The market-contracts-blockages system functions on its own dimension (technical and economic) but cannot arbitrate the normative question. Three failures shed light on the single underlying cause. Non-comparability of uses: a MWh devoted to climate modeling, a MWh devoted to an AI-assisted medical diagnostic, and a MWh devoted to a recreational conversational agent do not carry the same social returns; the market compares solvencies, not values. Intertemporal lock-in: 15-to-20-year PPAs are not unlawful, they are the rational use of the market by solvent actors, but they exceed the time horizon of any ordinary political dispositive; the revision window closes between 2027 and 2028. Metric substitution: the critique of “green PPAs” without physical additionality and temporal concordance is more than a carbon-accounting issue — it is a rhetorical device of substitution for the protocol, displacing legitimacy toward bookkeeping attribution rather than real material cost. We invented 24/7 carbon-free before inventing 24/7 socially-justified.
The libertarian objection to a deliberative protocol assumes the alternative is an ideal competitive market. But the alternative is the captive market described above: a price signal bounded by long-term contracts and corrected by NIMBY opposition. A protocol for AI allocation does not classify uses to assign them the resource directly — it defines differentiated conditions of access. Four partial precedents illuminate practicability: spectrum band allocation by the ITU/ARCEP, SDAGEs for water, airport slots, and the French Citizens’ Climate Convention 2019-2020 mobilized as a procedural cautionary tale rather than a model. Four conditions appear necessary: normalized performance/footprint coupling on benchmarks used as institutional gates (the direct corollary of the RAISE critique); public stratification of uses with distinct access conditions per stratum; multi-jurisdictional articulation (EU, national, local) to prevent carbon/regulatory leakage; institutional reversibility through five-year revision cycles. Without a coupled metric, the protocol is impossible. With a coupled metric, the market becomes arbitrable.

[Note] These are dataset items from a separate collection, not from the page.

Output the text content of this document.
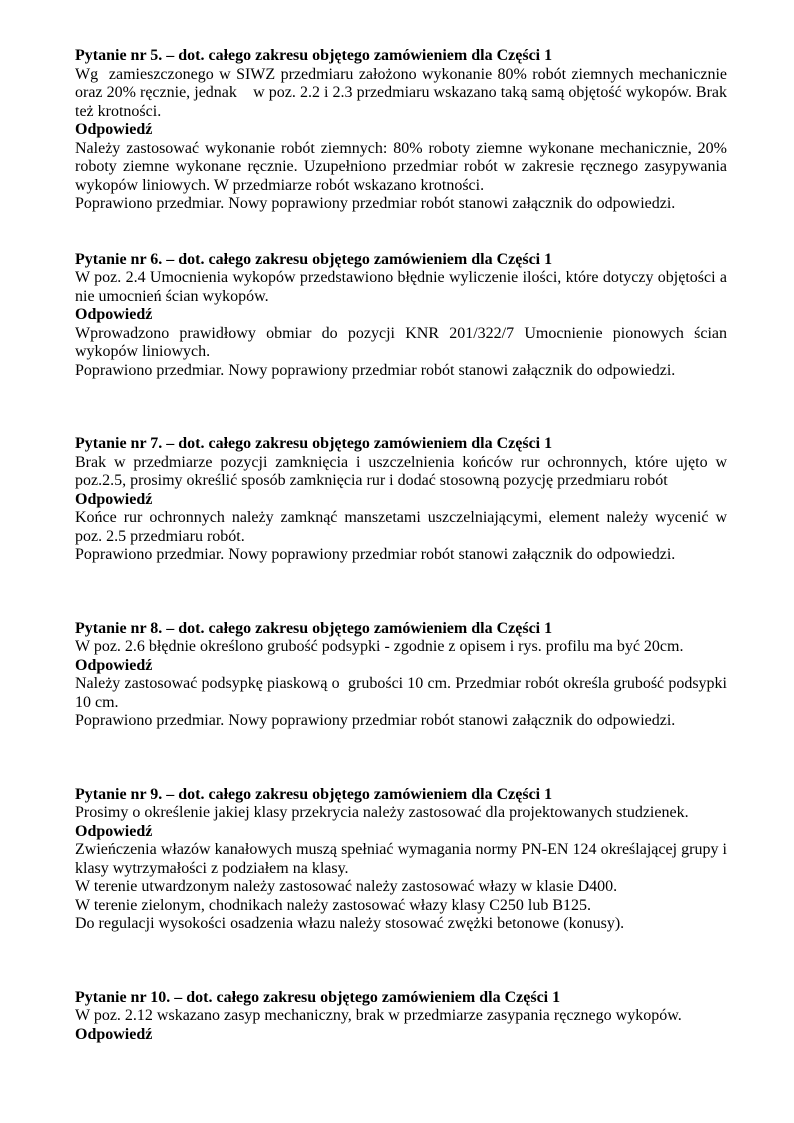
Pytanie nr 5. – dot. całego zakresu objętego zamówieniem dla Części 1

Wg  zamieszczonego w SIWZ przedmiaru założono wykonanie 80% robót ziemnych mechanicznie oraz 20% ręcznie, jednak    w poz. 2.2 i 2.3 przedmiaru wskazano taką samą objętość wykopów. Brak też krotności.

Odpowiedź

Należy zastosować wykonanie robót ziemnych: 80% roboty ziemne wykonane mechanicznie, 20% roboty ziemne wykonane ręcznie. Uzupełniono przedmiar robót w zakresie ręcznego zasypywania wykopów liniowych. W przedmiarze robót wskazano krotności.

Poprawiono przedmiar. Nowy poprawiony przedmiar robót stanowi załącznik do odpowiedzi.

Pytanie nr 6. – dot. całego zakresu objętego zamówieniem dla Części 1

W poz. 2.4 Umocnienia wykopów przedstawiono błędnie wyliczenie ilości, które dotyczy objętości a nie umocnień ścian wykopów.

Odpowiedź

Wprowadzono prawidłowy obmiar do pozycji KNR 201/322/7 Umocnienie pionowych ścian wykopów liniowych.

Poprawiono przedmiar. Nowy poprawiony przedmiar robót stanowi załącznik do odpowiedzi.

Pytanie nr 7. – dot. całego zakresu objętego zamówieniem dla Części 1

Brak w przedmiarze pozycji zamknięcia i uszczelnienia końców rur ochronnych, które ujęto w poz.2.5, prosimy określić sposób zamknięcia rur i dodać stosowną pozycję przedmiaru robót

Odpowiedź

Końce rur ochronnych należy zamknąć manszetami uszczelniającymi, element należy wycenić w poz. 2.5 przedmiaru robót.

Poprawiono przedmiar. Nowy poprawiony przedmiar robót stanowi załącznik do odpowiedzi.

Pytanie nr 8. – dot. całego zakresu objętego zamówieniem dla Części 1

W poz. 2.6 błędnie określono grubość podsypki - zgodnie z opisem i rys. profilu ma być 20cm.

Odpowiedź

Należy zastosować podsypkę piaskową o  grubości 10 cm. Przedmiar robót określa grubość podsypki 10 cm.

Poprawiono przedmiar. Nowy poprawiony przedmiar robót stanowi załącznik do odpowiedzi.

Pytanie nr 9. – dot. całego zakresu objętego zamówieniem dla Części 1

Prosimy o określenie jakiej klasy przekrycia należy zastosować dla projektowanych studzienek.

Odpowiedź

Zwieńczenia włazów kanałowych muszą spełniać wymagania normy PN-EN 124 określającej grupy i klasy wytrzymałości z podziałem na klasy.

W terenie utwardzonym należy zastosować należy zastosować włazy w klasie D400.

W terenie zielonym, chodnikach należy zastosować włazy klasy C250 lub B125.

Do regulacji wysokości osadzenia włazu należy stosować zwężki betonowe (konusy).

Pytanie nr 10. – dot. całego zakresu objętego zamówieniem dla Części 1

W poz. 2.12 wskazano zasyp mechaniczny, brak w przedmiarze zasypania ręcznego wykopów.

Odpowiedź
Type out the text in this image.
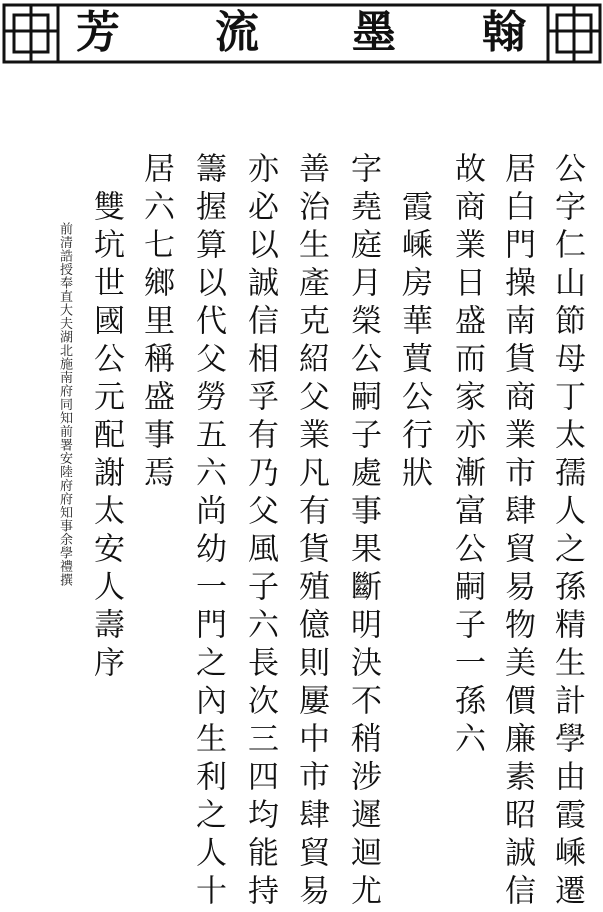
翰
墨
流
芳
公字仁山節母丁太孺人之孫精生計學由霞嵊遷
居白門操南貨商業市肆貿易物美價廉素昭誠信
故商業日盛而家亦漸富公嗣子一孫六
霞嵊房華蕒公行狀
字堯庭月榮公嗣子處事果斷明決不稍涉遲迴尤
善治生產克紹父業凡有貨殖億則屢中市肆貿易
亦必以誠信相孚有乃父風子六長次三四均能持
籌握算以代父勞五六尚幼一門之內生利之人十
居六七鄉里稱盛事焉
雙坑世國公元配謝太安人壽序
前清誥授奉直大夫湖北施南府同知前署安陸府府知事余學禮撰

The diptych supports a simple thesis: doctrine must explicitly separate the regulation of models (which the AI Act, the British AISI and NIST instrument) from the arbitration of material allocation (which no public dispositive currently carries). Microsoft, AWS, Google and their peers decide, through their long-term PPAs, the energy trajectory of the next two decades. Local jurisdictions correct, through moratoria, what they never debated upstream. US public opinion turns without having been consulted. The system functions and erodes simultaneously. The real cost of AI is not measured solely by the energy it consumes, but also by the trajectories that this energy makes impossible before they have been deliberated. A society does not choose whether it pays the material cost of AI. It chooses whether that cost is borne by default or distributed according to explicit criteria. We have industrialized the production of artificial intelligence. We have not yet industrialized the decision of which uses deserve to consume its matter.